Two cruise ships whose passengers had been among the victims pulled out of the port of Tunis early Thursday. MSC Cruises said nine passengers from the Splendida were killed, 12 injured and six unaccounted-for as its ship pulled out to the Mediterranean at sunrise. Another ship, the Costa Fascinosa, said 13 passengers had not returned on board when the ship left port overnight.

The 17 tourists killed included people from Japan, Italy, Colombia, Spain, Australia, Poland and France.

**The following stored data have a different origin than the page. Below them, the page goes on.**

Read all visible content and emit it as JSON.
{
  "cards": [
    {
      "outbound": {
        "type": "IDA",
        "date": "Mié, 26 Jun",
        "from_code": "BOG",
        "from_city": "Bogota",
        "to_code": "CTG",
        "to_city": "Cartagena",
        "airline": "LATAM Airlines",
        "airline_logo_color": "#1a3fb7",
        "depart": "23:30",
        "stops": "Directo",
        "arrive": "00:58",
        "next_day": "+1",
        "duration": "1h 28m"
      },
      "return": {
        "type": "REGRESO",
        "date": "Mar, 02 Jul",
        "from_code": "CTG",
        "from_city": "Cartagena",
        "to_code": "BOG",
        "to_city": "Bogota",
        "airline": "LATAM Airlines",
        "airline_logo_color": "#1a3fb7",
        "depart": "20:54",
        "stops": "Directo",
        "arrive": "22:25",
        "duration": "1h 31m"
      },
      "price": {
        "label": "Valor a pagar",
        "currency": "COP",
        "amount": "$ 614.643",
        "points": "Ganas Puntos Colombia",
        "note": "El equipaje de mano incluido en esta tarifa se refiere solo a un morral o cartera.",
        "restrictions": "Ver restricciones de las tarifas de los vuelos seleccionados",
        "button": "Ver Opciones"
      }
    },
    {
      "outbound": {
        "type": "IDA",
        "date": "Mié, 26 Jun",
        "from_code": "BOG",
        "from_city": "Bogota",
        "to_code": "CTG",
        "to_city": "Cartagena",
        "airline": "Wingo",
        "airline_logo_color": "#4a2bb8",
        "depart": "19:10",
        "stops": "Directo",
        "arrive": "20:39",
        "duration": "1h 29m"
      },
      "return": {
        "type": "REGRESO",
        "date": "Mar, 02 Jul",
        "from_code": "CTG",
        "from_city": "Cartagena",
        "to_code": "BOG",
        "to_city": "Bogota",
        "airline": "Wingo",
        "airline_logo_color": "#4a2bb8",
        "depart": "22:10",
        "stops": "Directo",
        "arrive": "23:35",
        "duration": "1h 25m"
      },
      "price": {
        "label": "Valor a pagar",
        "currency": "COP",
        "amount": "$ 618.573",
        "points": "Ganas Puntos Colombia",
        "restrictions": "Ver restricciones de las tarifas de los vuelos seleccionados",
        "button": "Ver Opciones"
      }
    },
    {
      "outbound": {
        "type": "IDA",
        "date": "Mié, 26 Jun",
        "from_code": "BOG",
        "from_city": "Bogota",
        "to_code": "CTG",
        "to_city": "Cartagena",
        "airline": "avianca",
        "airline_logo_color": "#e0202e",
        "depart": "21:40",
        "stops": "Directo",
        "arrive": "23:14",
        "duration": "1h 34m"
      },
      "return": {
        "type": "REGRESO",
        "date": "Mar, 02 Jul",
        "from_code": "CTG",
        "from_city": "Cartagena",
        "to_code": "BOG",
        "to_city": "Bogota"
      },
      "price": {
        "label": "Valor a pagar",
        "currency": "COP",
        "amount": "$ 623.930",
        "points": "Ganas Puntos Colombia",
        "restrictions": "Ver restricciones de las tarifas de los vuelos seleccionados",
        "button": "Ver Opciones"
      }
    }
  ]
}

Essid said two Tunisian nationals also were killed by the militants.

At least 44 people were wounded, including tourists from Italy, France, Japan, South Africa, Poland, Belgium and Russia, according to Essid and doctors from Tunis' Charles Nicolle.

Best1cruise spokesman Takao Ogawa confirmed that two of the three Japanese victims were part of a group tour of 23 tourists arranged by the company for MSC Excursions, but declined to release their identities. The tour joined the cruise from Genoa and was to continue to Paris. He said it was not immediately clear whether the group will continue traveling.

Best1cruise is preparing to arrange a flight for the victims' families if they wish to travel to Tunis.

The attackers, who wielded assault rifles, burst from a vehicle and began gunning down tourists climbing out of buses. The attackers then charged inside to take hostages before being killed in a firefight with security forces.

"I want the people of Tunisia to understand firstly and lastly that we are in a war with terror, and these savage minority groups will not frighten us," said newly elected President Beji Caid Essebsi in an evening address to the nation. "The fight against them will continue until they are exterminated."

Flash Points: Is Tunisia becoming an Arab Spring success story?

Tunisians overthrew their dictator in 2011 and kicked off the Arab Spring that spread across the region. While the uprising built a new democracy, the country has also struggled with economic problems and attacks by extremists.

Now, reports CBS News' Pizzey, Tunisians will be left to worry whether they are being swept into the deadly whirlpool of terrorism and fundamentalism which has swept across other parts of North Africa.

"This is really very disappointing" one resident of Tunis told Pizzey. "It makes all the Tunisian people very sad, especially since Tunisia was just beginning to get on the right track."